Michelle Konzack wrote:
I have following Interfaces: ppp0 ADSL wanadoo.fr eth0 192.168.1.0/26 publicnet Web-Server, access-server, DNS, ... eth1 192.168.1.64/25 privatenet Meine WS's, sql-Server, file-server eth2 192.168.1.96/26 securenet The Office of my old Emploier... :-) eth3 192.168.1./112/27 cybernet My CyberCenter eth4 192.168.1.128/25 wavenet My Lucent ORINOCO COR 1100 [snip] Now I like to do following:DENY anything in all Directions on the Router (!!!) and allow ACCEPT only:ppp0 --> eth0 eth3 eth4 eth* --> ppp0 eth0 --> eth4 eth1 --> eth0 eth2 eth3 eth4 eth2 --> eth0 eth3 eth4 eth3 --> eth0 eth4 eth4 --> eth0 eth3 [snip]
iptables is the proper tool for restricting the traffic between your interfaces, but the actual *routing* of the traffic is best done via iproute2.

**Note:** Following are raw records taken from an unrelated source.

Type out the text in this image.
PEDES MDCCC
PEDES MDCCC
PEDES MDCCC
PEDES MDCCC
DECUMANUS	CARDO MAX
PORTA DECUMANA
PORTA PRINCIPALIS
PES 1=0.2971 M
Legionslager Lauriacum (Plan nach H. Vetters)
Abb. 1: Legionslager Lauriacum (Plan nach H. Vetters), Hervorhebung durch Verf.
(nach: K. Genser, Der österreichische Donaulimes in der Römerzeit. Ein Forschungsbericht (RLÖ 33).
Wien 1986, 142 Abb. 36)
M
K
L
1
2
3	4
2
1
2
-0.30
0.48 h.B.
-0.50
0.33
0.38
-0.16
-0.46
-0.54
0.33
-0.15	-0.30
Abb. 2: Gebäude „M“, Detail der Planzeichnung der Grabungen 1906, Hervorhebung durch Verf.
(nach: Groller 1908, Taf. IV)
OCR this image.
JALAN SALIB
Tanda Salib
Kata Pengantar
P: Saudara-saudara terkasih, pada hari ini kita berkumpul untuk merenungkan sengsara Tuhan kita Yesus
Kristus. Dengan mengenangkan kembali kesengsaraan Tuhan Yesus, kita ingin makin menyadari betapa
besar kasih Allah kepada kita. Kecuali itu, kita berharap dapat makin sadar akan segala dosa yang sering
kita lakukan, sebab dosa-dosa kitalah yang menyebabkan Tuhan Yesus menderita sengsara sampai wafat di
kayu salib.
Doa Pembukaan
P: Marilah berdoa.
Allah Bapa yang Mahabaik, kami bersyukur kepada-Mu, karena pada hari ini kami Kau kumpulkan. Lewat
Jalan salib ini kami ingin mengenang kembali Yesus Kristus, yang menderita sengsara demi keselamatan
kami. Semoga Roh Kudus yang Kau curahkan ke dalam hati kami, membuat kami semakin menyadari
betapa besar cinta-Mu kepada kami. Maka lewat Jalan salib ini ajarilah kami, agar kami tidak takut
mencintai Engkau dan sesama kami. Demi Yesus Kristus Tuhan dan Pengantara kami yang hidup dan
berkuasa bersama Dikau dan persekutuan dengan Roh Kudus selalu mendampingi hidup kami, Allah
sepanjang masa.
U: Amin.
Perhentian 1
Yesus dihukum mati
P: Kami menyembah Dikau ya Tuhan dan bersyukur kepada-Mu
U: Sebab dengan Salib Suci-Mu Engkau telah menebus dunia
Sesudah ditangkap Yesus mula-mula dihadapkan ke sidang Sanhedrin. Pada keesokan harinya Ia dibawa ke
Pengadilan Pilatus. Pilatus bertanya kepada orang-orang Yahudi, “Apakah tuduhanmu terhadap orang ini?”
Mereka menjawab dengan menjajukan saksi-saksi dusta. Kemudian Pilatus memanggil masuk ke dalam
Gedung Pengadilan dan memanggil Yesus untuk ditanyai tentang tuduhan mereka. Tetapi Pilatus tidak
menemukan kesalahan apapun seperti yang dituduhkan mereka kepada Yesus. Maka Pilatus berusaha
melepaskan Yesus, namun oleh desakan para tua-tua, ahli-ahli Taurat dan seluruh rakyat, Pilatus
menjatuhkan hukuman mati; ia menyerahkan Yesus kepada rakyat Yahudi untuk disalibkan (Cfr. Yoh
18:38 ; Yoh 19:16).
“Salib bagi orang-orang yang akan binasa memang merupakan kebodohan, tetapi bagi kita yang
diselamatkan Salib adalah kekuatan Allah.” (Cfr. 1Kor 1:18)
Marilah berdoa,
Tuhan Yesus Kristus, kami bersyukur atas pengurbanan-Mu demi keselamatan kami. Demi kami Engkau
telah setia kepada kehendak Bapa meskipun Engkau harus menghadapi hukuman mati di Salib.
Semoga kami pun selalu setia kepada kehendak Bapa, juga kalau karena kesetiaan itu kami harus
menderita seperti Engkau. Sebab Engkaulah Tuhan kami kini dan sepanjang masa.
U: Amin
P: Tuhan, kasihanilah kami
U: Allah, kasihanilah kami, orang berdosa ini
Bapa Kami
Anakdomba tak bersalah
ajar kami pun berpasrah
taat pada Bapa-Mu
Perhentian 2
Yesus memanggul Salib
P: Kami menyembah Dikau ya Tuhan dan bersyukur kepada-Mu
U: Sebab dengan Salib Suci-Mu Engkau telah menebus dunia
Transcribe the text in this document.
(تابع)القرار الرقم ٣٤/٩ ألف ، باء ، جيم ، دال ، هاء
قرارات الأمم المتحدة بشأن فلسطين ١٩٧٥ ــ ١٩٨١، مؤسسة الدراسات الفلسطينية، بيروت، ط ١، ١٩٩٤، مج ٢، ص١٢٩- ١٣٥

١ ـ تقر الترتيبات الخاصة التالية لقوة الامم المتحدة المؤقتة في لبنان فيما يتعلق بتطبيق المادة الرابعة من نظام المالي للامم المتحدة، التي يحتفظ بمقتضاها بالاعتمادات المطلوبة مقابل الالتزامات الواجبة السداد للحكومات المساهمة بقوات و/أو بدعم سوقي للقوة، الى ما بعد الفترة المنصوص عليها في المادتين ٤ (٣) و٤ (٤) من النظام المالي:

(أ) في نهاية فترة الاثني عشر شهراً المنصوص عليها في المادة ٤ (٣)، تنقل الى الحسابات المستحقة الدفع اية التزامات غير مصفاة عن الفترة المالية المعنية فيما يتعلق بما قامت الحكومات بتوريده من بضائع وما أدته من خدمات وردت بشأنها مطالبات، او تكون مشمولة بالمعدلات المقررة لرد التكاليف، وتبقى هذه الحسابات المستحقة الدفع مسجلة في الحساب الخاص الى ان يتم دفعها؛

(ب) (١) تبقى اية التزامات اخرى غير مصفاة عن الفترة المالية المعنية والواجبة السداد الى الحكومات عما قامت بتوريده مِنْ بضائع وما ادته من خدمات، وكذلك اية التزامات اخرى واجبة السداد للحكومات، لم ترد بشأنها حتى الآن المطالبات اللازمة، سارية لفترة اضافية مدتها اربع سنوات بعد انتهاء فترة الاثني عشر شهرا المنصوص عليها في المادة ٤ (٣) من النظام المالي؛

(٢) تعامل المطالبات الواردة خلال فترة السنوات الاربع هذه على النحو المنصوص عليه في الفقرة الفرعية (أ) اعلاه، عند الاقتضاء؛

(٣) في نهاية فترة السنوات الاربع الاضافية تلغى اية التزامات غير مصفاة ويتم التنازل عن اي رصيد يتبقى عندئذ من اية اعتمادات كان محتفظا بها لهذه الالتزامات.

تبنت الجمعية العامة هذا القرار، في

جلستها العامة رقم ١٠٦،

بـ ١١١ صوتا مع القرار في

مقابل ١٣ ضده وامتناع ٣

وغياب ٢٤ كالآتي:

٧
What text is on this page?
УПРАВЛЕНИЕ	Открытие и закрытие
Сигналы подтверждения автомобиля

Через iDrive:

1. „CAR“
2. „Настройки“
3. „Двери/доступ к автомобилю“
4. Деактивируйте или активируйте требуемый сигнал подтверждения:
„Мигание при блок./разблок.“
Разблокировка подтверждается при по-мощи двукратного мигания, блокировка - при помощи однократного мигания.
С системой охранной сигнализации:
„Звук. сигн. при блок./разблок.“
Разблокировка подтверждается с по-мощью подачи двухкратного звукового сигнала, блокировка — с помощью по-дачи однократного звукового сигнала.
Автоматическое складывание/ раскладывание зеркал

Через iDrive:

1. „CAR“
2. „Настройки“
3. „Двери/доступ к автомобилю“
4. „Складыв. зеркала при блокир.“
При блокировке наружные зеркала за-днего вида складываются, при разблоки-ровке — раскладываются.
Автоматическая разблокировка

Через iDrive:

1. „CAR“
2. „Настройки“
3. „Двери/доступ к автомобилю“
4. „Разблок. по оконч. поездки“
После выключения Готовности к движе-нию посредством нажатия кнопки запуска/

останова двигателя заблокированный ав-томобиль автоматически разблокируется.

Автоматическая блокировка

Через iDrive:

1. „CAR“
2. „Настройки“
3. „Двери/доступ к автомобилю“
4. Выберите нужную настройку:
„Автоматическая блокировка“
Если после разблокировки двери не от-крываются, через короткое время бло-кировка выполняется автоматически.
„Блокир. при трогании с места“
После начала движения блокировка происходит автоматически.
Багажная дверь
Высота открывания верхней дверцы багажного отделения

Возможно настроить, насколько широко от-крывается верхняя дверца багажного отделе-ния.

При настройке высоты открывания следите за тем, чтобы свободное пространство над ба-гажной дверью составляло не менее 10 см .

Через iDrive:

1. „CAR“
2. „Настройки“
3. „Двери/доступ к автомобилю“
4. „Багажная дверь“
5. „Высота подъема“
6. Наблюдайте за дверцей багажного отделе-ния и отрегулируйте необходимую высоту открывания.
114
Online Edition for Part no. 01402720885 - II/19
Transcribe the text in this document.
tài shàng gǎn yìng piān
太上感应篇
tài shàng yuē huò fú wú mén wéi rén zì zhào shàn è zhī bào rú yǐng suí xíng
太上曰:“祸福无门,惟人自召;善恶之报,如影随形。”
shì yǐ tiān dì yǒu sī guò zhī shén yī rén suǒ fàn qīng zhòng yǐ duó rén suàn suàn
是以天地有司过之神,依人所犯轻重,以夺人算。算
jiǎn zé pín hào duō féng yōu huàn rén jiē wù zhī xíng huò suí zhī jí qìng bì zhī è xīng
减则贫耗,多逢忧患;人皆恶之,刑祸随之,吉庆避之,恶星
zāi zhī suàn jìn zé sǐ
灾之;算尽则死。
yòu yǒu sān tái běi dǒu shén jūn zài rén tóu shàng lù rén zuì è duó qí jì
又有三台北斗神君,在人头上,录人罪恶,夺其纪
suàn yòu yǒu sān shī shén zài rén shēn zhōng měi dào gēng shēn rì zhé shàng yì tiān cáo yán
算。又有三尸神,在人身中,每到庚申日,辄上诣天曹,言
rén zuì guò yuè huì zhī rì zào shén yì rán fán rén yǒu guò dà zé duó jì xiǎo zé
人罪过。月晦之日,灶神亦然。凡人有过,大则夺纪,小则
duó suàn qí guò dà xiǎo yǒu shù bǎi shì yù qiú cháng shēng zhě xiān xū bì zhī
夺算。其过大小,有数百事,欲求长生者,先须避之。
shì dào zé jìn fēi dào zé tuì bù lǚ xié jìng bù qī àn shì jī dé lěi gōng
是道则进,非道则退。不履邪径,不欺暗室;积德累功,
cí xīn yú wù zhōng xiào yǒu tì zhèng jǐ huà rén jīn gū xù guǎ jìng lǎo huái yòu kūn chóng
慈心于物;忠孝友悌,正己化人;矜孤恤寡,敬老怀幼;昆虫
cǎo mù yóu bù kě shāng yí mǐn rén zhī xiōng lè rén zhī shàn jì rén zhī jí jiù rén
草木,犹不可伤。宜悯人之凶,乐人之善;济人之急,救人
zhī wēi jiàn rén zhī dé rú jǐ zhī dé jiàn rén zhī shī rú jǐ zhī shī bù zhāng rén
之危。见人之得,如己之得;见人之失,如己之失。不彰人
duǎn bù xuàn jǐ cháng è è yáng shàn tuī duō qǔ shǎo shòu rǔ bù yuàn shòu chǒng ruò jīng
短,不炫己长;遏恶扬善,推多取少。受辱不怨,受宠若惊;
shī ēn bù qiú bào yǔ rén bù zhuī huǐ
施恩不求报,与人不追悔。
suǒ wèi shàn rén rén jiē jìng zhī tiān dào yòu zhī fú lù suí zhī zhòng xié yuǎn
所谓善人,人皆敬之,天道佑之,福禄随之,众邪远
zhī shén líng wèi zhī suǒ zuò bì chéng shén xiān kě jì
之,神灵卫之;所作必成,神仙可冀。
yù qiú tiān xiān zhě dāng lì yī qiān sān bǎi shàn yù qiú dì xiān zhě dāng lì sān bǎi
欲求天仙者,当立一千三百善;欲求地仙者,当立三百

There's a fabulous HOWTO at: http://www.tldp.org/HOWTO/Adv-Routing-HOWTO/index.html Pay special attention to chapters 3 and 4.A word of caution, though: you're going to have some pretty hairy scripts no matter what you do - what you need to do is pretty complicated. The network I maintained had two external interfaces (dual T1's and a DSL), two internal interfaces (DMZ and private), and a class-C worth of virtual ports; the firewall script was about 150-200 lines, but my specific routing requirements ("ip route show") were much less specific than yours. (Private -> DSL; DMZ -> T1's; iptable rules to route external traffic to the correct servers. That's all.)